現在のところH5N1は家禽として飼われているニワトリなどからヒトへの感染は認められていますが、H5N1に感染したヒトからヒトへ感染したという報告はありません。
しかし、ヒトに感染したH5N1がヒトの体内でヒトインフルエンザと遺伝子再集合する事によってH5N1とヒトインフルエンザの両方の特徴を持った新型のインフルエンザウイルスが誕生する可能性はないとは言い切れません。

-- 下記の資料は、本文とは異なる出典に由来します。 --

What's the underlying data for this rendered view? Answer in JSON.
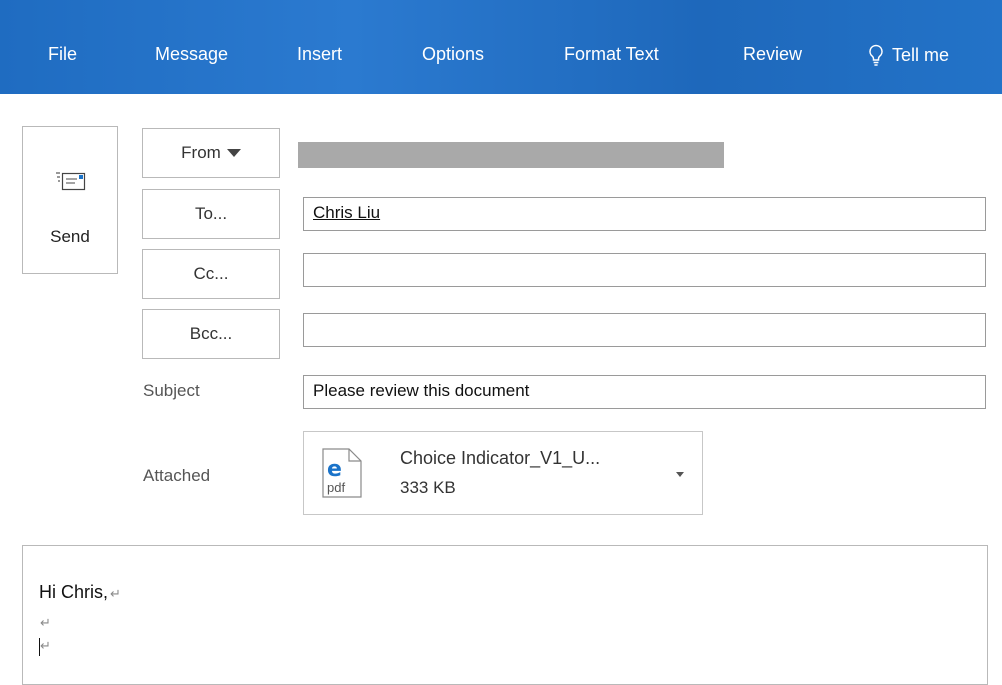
{
  "ribbon": {
    "tabs": [
      "File",
      "Message",
      "Insert",
      "Options",
      "Format Text",
      "Review"
    ],
    "tell_me": "Tell me"
  },
  "compose": {
    "send_label": "Send",
    "from_label": "From",
    "to_label": "To...",
    "cc_label": "Cc...",
    "bcc_label": "Bcc...",
    "to_value": "Chris Liu",
    "cc_value": "",
    "bcc_value": "",
    "subject_label": "Subject",
    "subject_value": "Please review this document",
    "attached_label": "Attached"
  },
  "attachment": {
    "name": "Choice Indicator_V1_U...",
    "size": "333 KB",
    "icon_text": "pdf"
  },
  "body": {
    "greeting": "Hi Chris,",
    "para_mark": "↵"
  },
  "colors": {
    "ribbon": "#1e6bbf",
    "redaction": "#a9a9a9",
    "pdf_icon": "#1a73c9"
  }
}
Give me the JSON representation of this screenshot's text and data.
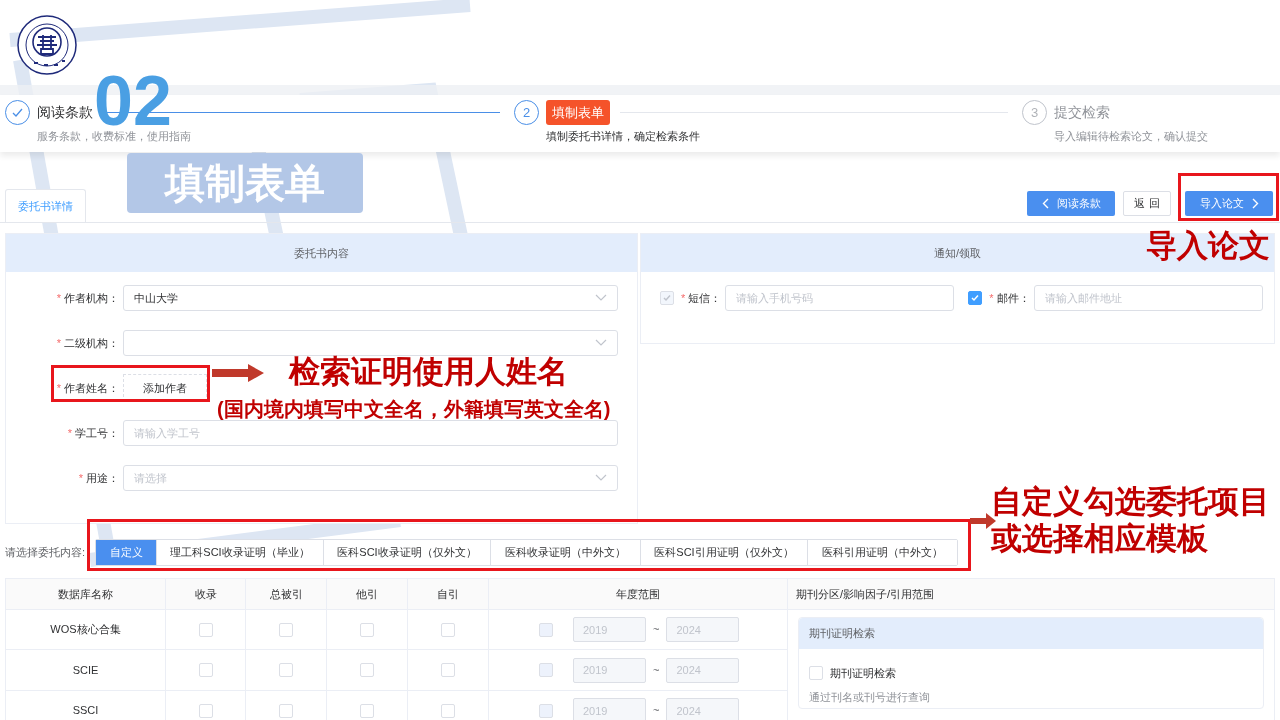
{
  "steps": [
    {
      "completed": true,
      "active": false,
      "title": "阅读条款",
      "subtitle": "服务条款，收费标准，使用指南"
    },
    {
      "completed": false,
      "active": true,
      "number": "2",
      "title": "填制表单",
      "subtitle": "填制委托书详情，确定检索条件"
    },
    {
      "completed": false,
      "active": false,
      "number": "3",
      "title": "提交检索",
      "subtitle": "导入编辑待检索论文，确认提交"
    }
  ],
  "overlay": {
    "number": "02",
    "title": "填制表单"
  },
  "tabs": [
    {
      "label": "委托书详情",
      "selected": true
    }
  ],
  "buttons": [
    {
      "kind": "back",
      "label": "阅读条款"
    },
    {
      "kind": "plain",
      "label": "返 回"
    },
    {
      "kind": "next",
      "label": "导入论文"
    }
  ],
  "form": {
    "title": "委托书内容",
    "fields": [
      {
        "kind": "select",
        "marker": "*",
        "label": "作者机构：",
        "value": "中山大学"
      },
      {
        "kind": "select",
        "marker": "*",
        "label": "二级机构："
      },
      {
        "kind": "button",
        "marker": "*",
        "label": "作者姓名：",
        "button": "添加作者"
      },
      {
        "kind": "text",
        "marker": "*",
        "label": "学工号：",
        "placeholder": "请输入学工号"
      },
      {
        "kind": "select",
        "marker": "*",
        "label": "用途：",
        "placeholder": "请选择"
      }
    ]
  },
  "notify": {
    "title": "通知/领取",
    "channels": [
      {
        "checked": true,
        "disabled": true,
        "marker": "*",
        "label": "短信：",
        "placeholder": "请输入手机号码"
      },
      {
        "checked": true,
        "disabled": false,
        "marker": "*",
        "label": "邮件：",
        "placeholder": "请输入邮件地址"
      }
    ]
  },
  "templates": {
    "label": "请选择委托内容:",
    "options": [
      {
        "label": "自定义",
        "selected": true
      },
      {
        "label": "理工科SCI收录证明（毕业）",
        "selected": false
      },
      {
        "label": "医科SCI收录证明（仅外文）",
        "selected": false
      },
      {
        "label": "医科收录证明（中外文）",
        "selected": false
      },
      {
        "label": "医科SCI引用证明（仅外文）",
        "selected": false
      },
      {
        "label": "医科引用证明（中外文）",
        "selected": false
      }
    ]
  },
  "table": {
    "columns": [
      "数据库名称",
      "收录",
      "总被引",
      "他引",
      "自引",
      "年度范围",
      "期刊分区/影响因子/引用范围"
    ],
    "rows": [
      {
        "database": "WOS核心合集",
        "checks": [
          {
            "checked": false
          },
          {
            "checked": false
          },
          {
            "checked": false
          },
          {
            "checked": false
          }
        ],
        "year_checked": false,
        "year_disabled": true,
        "year_from": "2019",
        "separator": "~",
        "year_to": "2024"
      },
      {
        "database": "SCIE",
        "checks": [
          {
            "checked": false
          },
          {
            "checked": false
          },
          {
            "checked": false
          },
          {
            "checked": false
          }
        ],
        "year_checked": false,
        "year_disabled": true,
        "year_from": "2019",
        "separator": "~",
        "year_to": "2024"
      },
      {
        "database": "SSCI",
        "checks": [
          {
            "checked": false
          },
          {
            "checked": false
          },
          {
            "checked": false
          },
          {
            "checked": false
          }
        ],
        "year_checked": false,
        "year_disabled": true,
        "year_from": "2019",
        "separator": "~",
        "year_to": "2024"
      }
    ],
    "card": {
      "title": "期刊证明检索",
      "option": {
        "label": "期刊证明检索",
        "checked": false
      },
      "hint": "通过刊名或刊号进行查询"
    }
  },
  "annotations": [
    {
      "kind": "callout",
      "text": "导入论文"
    },
    {
      "kind": "callout",
      "text": "检索证明使用人姓名"
    },
    {
      "kind": "note",
      "text": "(国内境内填写中文全名，外籍填写英文全名)"
    },
    {
      "kind": "callout",
      "text": "自定义勾选委托项目"
    },
    {
      "kind": "callout",
      "text": "或选择相应模板"
    }
  ]
}
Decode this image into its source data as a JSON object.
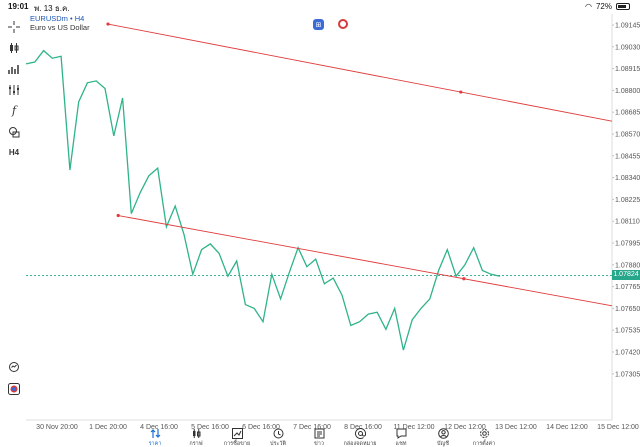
{
  "status_bar": {
    "time": "19:01",
    "date": "พ. 13 ธ.ค.",
    "battery": "72%",
    "battery_level": 0.72
  },
  "symbol": {
    "name": "EURUSDm • H4",
    "description": "Euro vs US Dollar"
  },
  "toolbar": {
    "timeframe": "H4",
    "function_label": "f"
  },
  "current_price": "1.07824",
  "chart_data": {
    "type": "line",
    "x_tick_labels": [
      "30 Nov 20:00",
      "1 Dec 20:00",
      "4 Dec 16:00",
      "5 Dec 16:00",
      "6 Dec 16:00",
      "7 Dec 16:00",
      "8 Dec 16:00",
      "11 Dec 12:00",
      "12 Dec 12:00",
      "13 Dec 12:00",
      "14 Dec 12:00",
      "15 Dec 12:00"
    ],
    "y_tick_labels": [
      "1.09145",
      "1.09030",
      "1.08915",
      "1.08800",
      "1.08685",
      "1.08570",
      "1.08455",
      "1.08340",
      "1.08225",
      "1.08110",
      "1.07995",
      "1.07880",
      "1.07765",
      "1.07650",
      "1.07535",
      "1.07420",
      "1.07305"
    ],
    "ylim": [
      1.0725,
      1.0922
    ],
    "series": [
      {
        "values": [
          1.0894,
          1.0895,
          1.0901,
          1.0897,
          1.0898,
          1.0838,
          1.0874,
          1.0884,
          1.0885,
          1.0881,
          1.0856,
          1.0876,
          1.0815,
          1.0826,
          1.0835,
          1.0839,
          1.0808,
          1.0819,
          1.0804,
          1.0783,
          1.0796,
          1.0799,
          1.0794,
          1.0782,
          1.079,
          1.0767,
          1.0765,
          1.0758,
          1.0783,
          1.077,
          1.0784,
          1.0797,
          1.0787,
          1.0791,
          1.0778,
          1.0781,
          1.0772,
          1.0756,
          1.0758,
          1.0762,
          1.0763,
          1.0754,
          1.0765,
          1.0743,
          1.0759,
          1.0765,
          1.077,
          1.0785,
          1.0796,
          1.0782,
          1.0788,
          1.0797,
          1.0785,
          1.0783,
          1.0782
        ]
      }
    ],
    "trendlines": [
      {
        "start": [
          1.0,
          1.0915
        ],
        "end": [
          14.5,
          1.0845
        ]
      },
      {
        "start": [
          1.2,
          1.0814
        ],
        "end": [
          13.8,
          1.0752
        ]
      }
    ],
    "colors": {
      "line": "#2fb38a",
      "trendline": "#e03c3c",
      "current_price": "#26a68a"
    }
  },
  "nav": [
    {
      "icon": "quotes-icon",
      "label": "ราคา",
      "active": true
    },
    {
      "icon": "chart-icon",
      "label": "กราฟ",
      "active": false
    },
    {
      "icon": "trade-icon",
      "label": "การซื้อขาย",
      "active": false
    },
    {
      "icon": "history-icon",
      "label": "ประวัติ",
      "active": false
    },
    {
      "icon": "news-icon",
      "label": "ข่าว",
      "active": false
    },
    {
      "icon": "mailbox-icon",
      "label": "กล่องจดหมาย",
      "active": false
    },
    {
      "icon": "chat-icon",
      "label": "แชท",
      "active": false
    },
    {
      "icon": "account-icon",
      "label": "บัญชี",
      "active": false
    },
    {
      "icon": "settings-icon",
      "label": "การตั้งค่า",
      "active": false
    }
  ]
}
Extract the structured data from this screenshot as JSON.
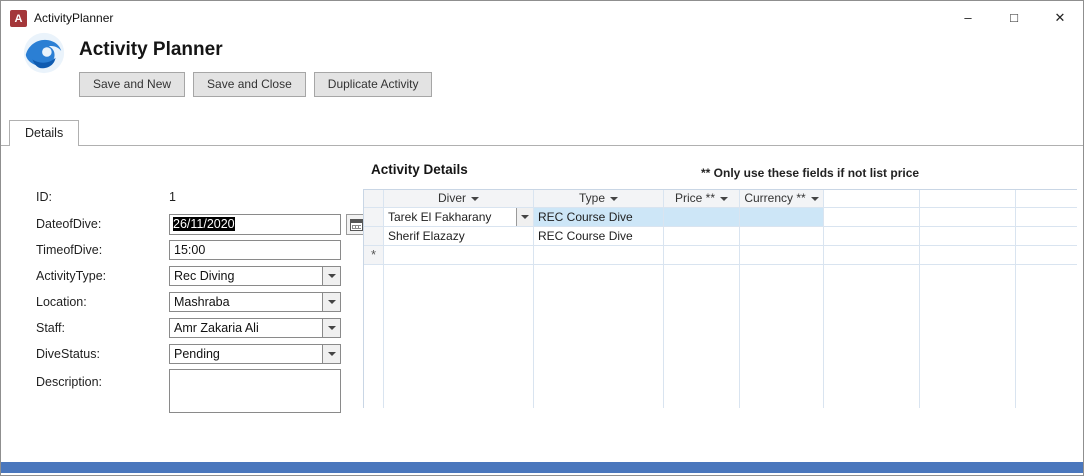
{
  "window": {
    "title": "ActivityPlanner",
    "app_icon_letter": "A",
    "controls": {
      "minimize": "–",
      "maximize": "□",
      "close": "✕"
    }
  },
  "header": {
    "title": "Activity Planner",
    "buttons": [
      "Save and New",
      "Save and Close",
      "Duplicate Activity"
    ]
  },
  "tabs": [
    {
      "label": "Details"
    }
  ],
  "form": {
    "fields": [
      {
        "label": "ID:",
        "value": "1",
        "type": "static"
      },
      {
        "label": "DateofDive:",
        "value": "26/11/2020",
        "type": "date"
      },
      {
        "label": "TimeofDive:",
        "value": "15:00",
        "type": "text"
      },
      {
        "label": "ActivityType:",
        "value": "Rec Diving",
        "type": "combo"
      },
      {
        "label": "Location:",
        "value": "Mashraba",
        "type": "combo"
      },
      {
        "label": "Staff:",
        "value": "Amr Zakaria Ali",
        "type": "combo"
      },
      {
        "label": "DiveStatus:",
        "value": "Pending",
        "type": "combo"
      },
      {
        "label": "Description:",
        "value": "",
        "type": "textarea"
      }
    ]
  },
  "subform": {
    "title": "Activity Details",
    "note": "** Only use these fields if not list price",
    "columns": [
      "Diver",
      "Type",
      "Price **",
      "Currency **"
    ],
    "rows": [
      {
        "diver": "Tarek El Fakharany",
        "type": "REC Course Dive",
        "price": "",
        "currency": "",
        "selected": true
      },
      {
        "diver": "Sherif Elazazy",
        "type": "REC Course Dive",
        "price": "",
        "currency": "",
        "selected": false
      }
    ],
    "new_row_marker": "*"
  },
  "colors": {
    "app_icon": "#a4373a",
    "selection_row": "#cde6f7",
    "grid_line": "#d9e4f0",
    "status_strip": "#4a77bd"
  }
}
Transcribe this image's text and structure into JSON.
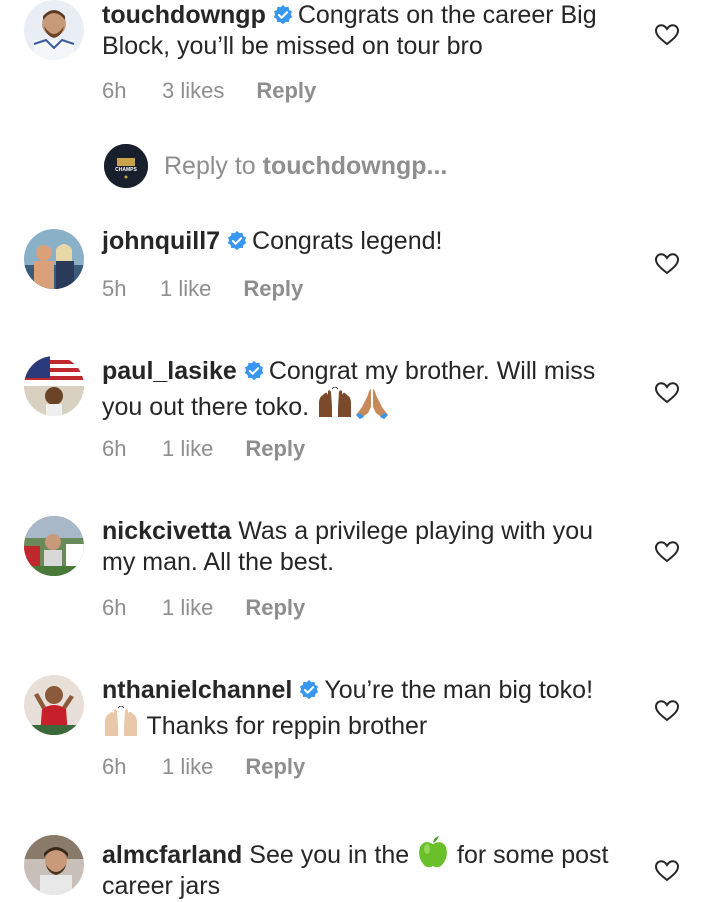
{
  "comments": [
    {
      "username": "touchdowngp",
      "verified": true,
      "text": "Congrats on the career Big Block, you’ll be missed on tour bro",
      "time": "6h",
      "likes": "3 likes",
      "reply": "Reply"
    },
    {
      "username": "johnquill7",
      "verified": true,
      "text": "Congrats legend!",
      "time": "5h",
      "likes": "1 like",
      "reply": "Reply"
    },
    {
      "username": "paul_lasike",
      "verified": true,
      "text": "Congrat my brother. Will miss you out there toko.",
      "time": "6h",
      "likes": "1 like",
      "reply": "Reply"
    },
    {
      "username": "nickcivetta",
      "verified": false,
      "text": "Was a privilege playing with you my man. All the best.",
      "time": "6h",
      "likes": "1 like",
      "reply": "Reply"
    },
    {
      "username": "nthanielchannel",
      "verified": true,
      "text_before": "You’re the man big toko!",
      "text_after": "Thanks for reppin brother",
      "time": "6h",
      "likes": "1 like",
      "reply": "Reply"
    },
    {
      "username": "almcfarland",
      "verified": false,
      "text_before": "See you in the",
      "text_after": "for some post career jars"
    }
  ],
  "reply_input": {
    "prefix": "Reply to",
    "target": "touchdowngp..."
  },
  "avatar_badge_text": "CHAMPS",
  "colors": {
    "verified": "#3897f0",
    "meta": "#8e8e8e",
    "text": "#262626"
  }
}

恐ろしい話ですが、現在のところはH5N1のヒトからヒトへの感染は確認されていませんが、将来遺伝子再集合によってH5N1の死亡率の高さとヒトインフルエンザウイルスの感染力の強さを併せ持った新たなインフルエンザウイルスが登場する可能性もないとは言えないのです。
H5N1は現在パンデミックを引き起こす可能性も示唆されています。もし、H5N1の遺伝子を持つ子孫によってパンデミックが起こったら、スペイン風邪よりも致死率が高くなってスペイン風邪よりも大規模なパンデミックになるのではないかと予想されています。